The following table provides an efficiency based profile of the last 15 NCAA Tournament Champions (2002 through 2016). The information includes the final offensive efficiency rank, final defensive efficiency rank, the final efficiency based rank, the number of teams in that season having top 20 offensive and defensive efficiency, and a determination whether the Champion meets this criteria. The bottom portion of the table provides the rank distribution for #1, #2, #3 or #4, #5 through #8, #9 through #16, #16 through #32, and for ranks greater than #32.
Eight of the last fifteen NCAA Champions ended the season as the #1 most efficiency team (Pomeroy) and two others were ranked #2. Two more of these fifteen champions were either #3 or #4. That is twelve of fifteen champions ranked as a top four team, having a legitimate claim to a #1 Tournament Seed even though the NCAA selection committee does not reward the top four teams with number 1 seed (11 of 15 tournaments did not seed the top four teams in a #1 position). For example, in 2016, despite having the highest efficiency, Villanova did not receive a #1 seed from the Committee.
Based on this fifteen-year history, the #1 efficiency teams have a 1.9:1 probability of winning the tournament. The #2 most efficient teams have a 7.5 to 1 probability, while the #3 and #4 teams have a 15:1 probability. Teams that fall outside these top four positions are not without hope in the post season, but that hope is slim. For teams ranked #5 and less than #16, the probability of winning the championship rises to about 60:1.
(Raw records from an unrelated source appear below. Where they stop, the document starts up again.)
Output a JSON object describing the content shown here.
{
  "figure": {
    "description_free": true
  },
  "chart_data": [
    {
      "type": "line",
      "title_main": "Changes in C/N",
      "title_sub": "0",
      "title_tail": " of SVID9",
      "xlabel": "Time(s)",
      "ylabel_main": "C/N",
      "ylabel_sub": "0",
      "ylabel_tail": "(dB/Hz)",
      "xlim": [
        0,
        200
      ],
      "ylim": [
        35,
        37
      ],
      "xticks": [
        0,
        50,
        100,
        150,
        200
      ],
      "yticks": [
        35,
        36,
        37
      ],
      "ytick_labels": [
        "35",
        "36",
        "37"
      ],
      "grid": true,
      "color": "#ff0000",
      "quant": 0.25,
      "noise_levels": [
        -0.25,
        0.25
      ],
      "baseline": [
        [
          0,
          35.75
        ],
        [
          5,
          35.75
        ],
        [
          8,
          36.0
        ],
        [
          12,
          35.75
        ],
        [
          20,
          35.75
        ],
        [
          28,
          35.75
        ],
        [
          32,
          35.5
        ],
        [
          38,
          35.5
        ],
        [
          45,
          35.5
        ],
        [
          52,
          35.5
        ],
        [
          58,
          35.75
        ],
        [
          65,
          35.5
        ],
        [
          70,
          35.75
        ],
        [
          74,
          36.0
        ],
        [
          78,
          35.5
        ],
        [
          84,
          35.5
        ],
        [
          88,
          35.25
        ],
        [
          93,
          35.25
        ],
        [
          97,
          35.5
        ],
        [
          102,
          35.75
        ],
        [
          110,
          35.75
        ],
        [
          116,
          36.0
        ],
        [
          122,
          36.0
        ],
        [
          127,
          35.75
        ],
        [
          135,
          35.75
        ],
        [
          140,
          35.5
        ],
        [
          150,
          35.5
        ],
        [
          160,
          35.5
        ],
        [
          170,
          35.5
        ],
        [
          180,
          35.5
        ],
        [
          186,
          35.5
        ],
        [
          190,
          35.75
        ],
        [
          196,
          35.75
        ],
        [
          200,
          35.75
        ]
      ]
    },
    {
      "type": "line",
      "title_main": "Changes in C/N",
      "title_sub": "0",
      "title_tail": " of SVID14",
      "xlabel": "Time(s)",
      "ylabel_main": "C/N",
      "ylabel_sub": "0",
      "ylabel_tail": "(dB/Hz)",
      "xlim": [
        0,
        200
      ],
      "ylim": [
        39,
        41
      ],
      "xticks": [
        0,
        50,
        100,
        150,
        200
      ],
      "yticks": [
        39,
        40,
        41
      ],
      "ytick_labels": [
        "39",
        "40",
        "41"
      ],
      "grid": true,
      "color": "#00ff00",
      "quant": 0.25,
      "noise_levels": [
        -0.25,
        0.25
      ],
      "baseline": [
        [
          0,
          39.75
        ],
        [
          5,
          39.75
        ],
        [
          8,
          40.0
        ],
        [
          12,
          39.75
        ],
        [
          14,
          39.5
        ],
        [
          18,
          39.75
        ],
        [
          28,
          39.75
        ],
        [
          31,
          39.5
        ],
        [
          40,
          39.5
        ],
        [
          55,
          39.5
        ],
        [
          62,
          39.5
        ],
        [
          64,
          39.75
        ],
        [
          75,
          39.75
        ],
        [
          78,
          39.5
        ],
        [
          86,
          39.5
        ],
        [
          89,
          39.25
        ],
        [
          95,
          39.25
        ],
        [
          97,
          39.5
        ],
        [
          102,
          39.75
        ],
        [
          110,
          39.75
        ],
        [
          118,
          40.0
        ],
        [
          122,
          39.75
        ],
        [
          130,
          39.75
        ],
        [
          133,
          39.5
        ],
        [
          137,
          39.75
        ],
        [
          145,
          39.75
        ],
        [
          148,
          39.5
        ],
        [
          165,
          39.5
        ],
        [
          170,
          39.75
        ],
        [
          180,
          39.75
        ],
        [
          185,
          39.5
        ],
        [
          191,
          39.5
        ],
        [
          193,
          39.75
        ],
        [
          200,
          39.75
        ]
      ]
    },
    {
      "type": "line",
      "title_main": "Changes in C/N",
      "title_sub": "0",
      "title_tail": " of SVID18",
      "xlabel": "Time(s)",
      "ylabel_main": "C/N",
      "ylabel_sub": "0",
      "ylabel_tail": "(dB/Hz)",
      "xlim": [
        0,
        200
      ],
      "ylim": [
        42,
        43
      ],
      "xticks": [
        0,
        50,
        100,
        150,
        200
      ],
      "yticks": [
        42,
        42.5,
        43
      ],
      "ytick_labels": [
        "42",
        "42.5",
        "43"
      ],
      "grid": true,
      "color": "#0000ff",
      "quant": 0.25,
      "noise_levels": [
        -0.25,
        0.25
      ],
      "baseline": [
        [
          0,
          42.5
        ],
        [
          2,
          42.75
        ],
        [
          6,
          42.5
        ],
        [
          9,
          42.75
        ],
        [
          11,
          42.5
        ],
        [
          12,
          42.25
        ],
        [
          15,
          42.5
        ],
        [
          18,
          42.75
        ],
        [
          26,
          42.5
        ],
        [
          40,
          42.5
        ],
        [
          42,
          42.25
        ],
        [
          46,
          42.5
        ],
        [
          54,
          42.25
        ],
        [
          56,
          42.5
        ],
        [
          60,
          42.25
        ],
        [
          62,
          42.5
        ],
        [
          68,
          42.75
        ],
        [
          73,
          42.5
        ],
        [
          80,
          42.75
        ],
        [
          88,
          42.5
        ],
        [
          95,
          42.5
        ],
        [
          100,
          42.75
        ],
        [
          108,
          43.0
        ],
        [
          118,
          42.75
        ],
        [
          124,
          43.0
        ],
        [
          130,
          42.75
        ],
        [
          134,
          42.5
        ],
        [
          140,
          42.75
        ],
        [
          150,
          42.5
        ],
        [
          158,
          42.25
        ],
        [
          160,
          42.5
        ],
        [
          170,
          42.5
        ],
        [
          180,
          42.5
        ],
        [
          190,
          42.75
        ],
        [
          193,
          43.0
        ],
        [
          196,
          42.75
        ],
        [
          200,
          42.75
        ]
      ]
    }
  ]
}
Thirteen of these fifteen champions ended the season with an offensive and defensive efficiency in the top 20. The two exceptions to this criterion were Connecticut in 2004 and North Carolina in 2009. In 2009, UNC's defensive efficiency barely missed the criteria at #21 and 2009 had the fewest number of teams at the end of the season that satisfied the criteria, 3. While 2009 is an outlier, it is not particularly surprising given UNC's #21 defensive ranking AND only three teams in the entire field that satisfied this criterion. The most significant exception to this criterion has been the 2004 Connecticut team that finished with 39 th best offense, 10 th best defense, and a #15 final rank.
Based on this history, I really like Kentucky's chances in 2017!!!!